Last year, sustaining this trend, was a stellar performer for the hvacr industry, with shipment gains reported for most categories.

All of the ingredients in 1998 were present: a hot summer (especially in the South), low interest rates, high employment, strong homebuilding activity, and a replacement market that grows steadily within America’s 100 million housing units and 5 million nonresidential buildings.

Residential sector

This temperature-related business got a boost last summer, which gave us an estimated 1,345 cooling degree-days (population-weighted).

Much of this came from an extended heat wave in the South. The sweltering weather pushed unitary shipments to 6,239,978, an all-time record, and 16% better than the 1997 output.

Also helpful was new homebuilding, which added 1,158,000 single-family housing units to the national stock. This represented an intake of 956,000 central air conditioners (up 4%) and 838,000 furnaces (up 7%).

Last year’s unitary shipments sustained a decade-long drive that saw only one year (1997) that didn’t chart a gain. In June, the industry shattered the single-month shipment record with 837,682.

The same pattern held for heat pumps, a subset of the unitary total. Last year’s output of 1,259,695 was up 11% for the year, and the fifth straight year in the 1 million-plus category.

Central heating equipment (furnaces and boilers, including gas and electric) likewise shows a nine-year growth, capped by last year’s output of 3,438,656. Included is the largest category, gas furnaces, at just under 3 million — an all-time high and 8% better than 1997.

Big systems, small systems

Output of large-tonnage liquid chillers, at 7,558, was down 12%, due in part to an economic downturn in Asia and South America.
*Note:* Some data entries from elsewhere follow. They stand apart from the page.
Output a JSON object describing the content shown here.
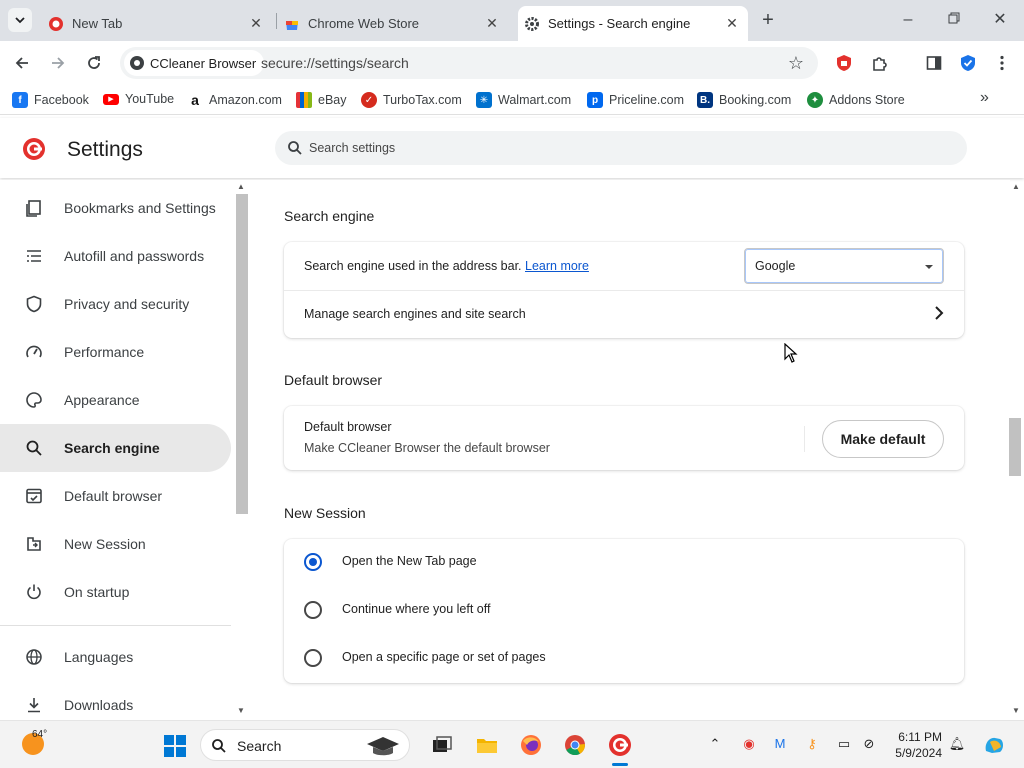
{
  "tabs": [
    {
      "title": "New Tab"
    },
    {
      "title": "Chrome Web Store"
    },
    {
      "title": "Settings - Search engine",
      "active": true
    }
  ],
  "toolbar": {
    "site_chip": "CCleaner Browser",
    "url": "secure://settings/search"
  },
  "bookmarks": [
    {
      "label": "Facebook",
      "icon": "facebook-icon",
      "color": "#1877f2"
    },
    {
      "label": "YouTube",
      "icon": "youtube-icon",
      "color": "#ff0000"
    },
    {
      "label": "Amazon.com",
      "icon": "amazon-icon",
      "color": "#111111"
    },
    {
      "label": "eBay",
      "icon": "ebay-icon",
      "color": "#e53238"
    },
    {
      "label": "TurboTax.com",
      "icon": "turbotax-icon",
      "color": "#d52b1e"
    },
    {
      "label": "Walmart.com",
      "icon": "walmart-icon",
      "color": "#0071ce"
    },
    {
      "label": "Priceline.com",
      "icon": "priceline-icon",
      "color": "#0068ef"
    },
    {
      "label": "Booking.com",
      "icon": "booking-icon",
      "color": "#003580"
    },
    {
      "label": "Addons Store",
      "icon": "addons-store-icon",
      "color": "#1e8e3e"
    }
  ],
  "header": {
    "title": "Settings",
    "search_placeholder": "Search settings"
  },
  "sidebar": {
    "items": [
      {
        "label": "Bookmarks and Settings",
        "icon": "bookmarks-icon"
      },
      {
        "label": "Autofill and passwords",
        "icon": "autofill-icon"
      },
      {
        "label": "Privacy and security",
        "icon": "shield-icon"
      },
      {
        "label": "Performance",
        "icon": "speedometer-icon"
      },
      {
        "label": "Appearance",
        "icon": "palette-icon"
      },
      {
        "label": "Search engine",
        "icon": "search-icon",
        "active": true
      },
      {
        "label": "Default browser",
        "icon": "browser-icon"
      },
      {
        "label": "New Session",
        "icon": "new-session-icon"
      },
      {
        "label": "On startup",
        "icon": "power-icon"
      },
      {
        "label": "Languages",
        "icon": "globe-icon"
      },
      {
        "label": "Downloads",
        "icon": "download-icon"
      }
    ]
  },
  "main": {
    "search_engine": {
      "heading": "Search engine",
      "row1_label": "Search engine used in the address bar.",
      "learn_more": "Learn more",
      "selected_engine": "Google",
      "row2_label": "Manage search engines and site search"
    },
    "default_browser": {
      "heading": "Default browser",
      "title": "Default browser",
      "subtitle": "Make CCleaner Browser the default browser",
      "button": "Make default"
    },
    "new_session": {
      "heading": "New Session",
      "options": [
        {
          "label": "Open the New Tab page",
          "checked": true
        },
        {
          "label": "Continue where you left off",
          "checked": false
        },
        {
          "label": "Open a specific page or set of pages",
          "checked": false
        }
      ]
    }
  },
  "taskbar": {
    "temperature": "64°",
    "search_label": "Search",
    "time": "6:11 PM",
    "date": "5/9/2024"
  },
  "colors": {
    "accent": "#0b57d0",
    "active_nav_bg": "#e8e8e8",
    "brand_red": "#e3312d"
  }
}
Shipments of reciprocating liquid chiller packages, used in a variety of cooling in nonresidential buildings, were 14,768, a seventh-consecutive record.

Shipments of room air conditioners, which are traditionally volatile (with swings of up to 50% from one year to the next), totaled just under 4.3 million last year, up 12%.

Direct heating equipment (wall vented furnaces, floor furnaces, room heaters, and direct vent furnaces) clocked in at 660,989, which was off 7% for the year.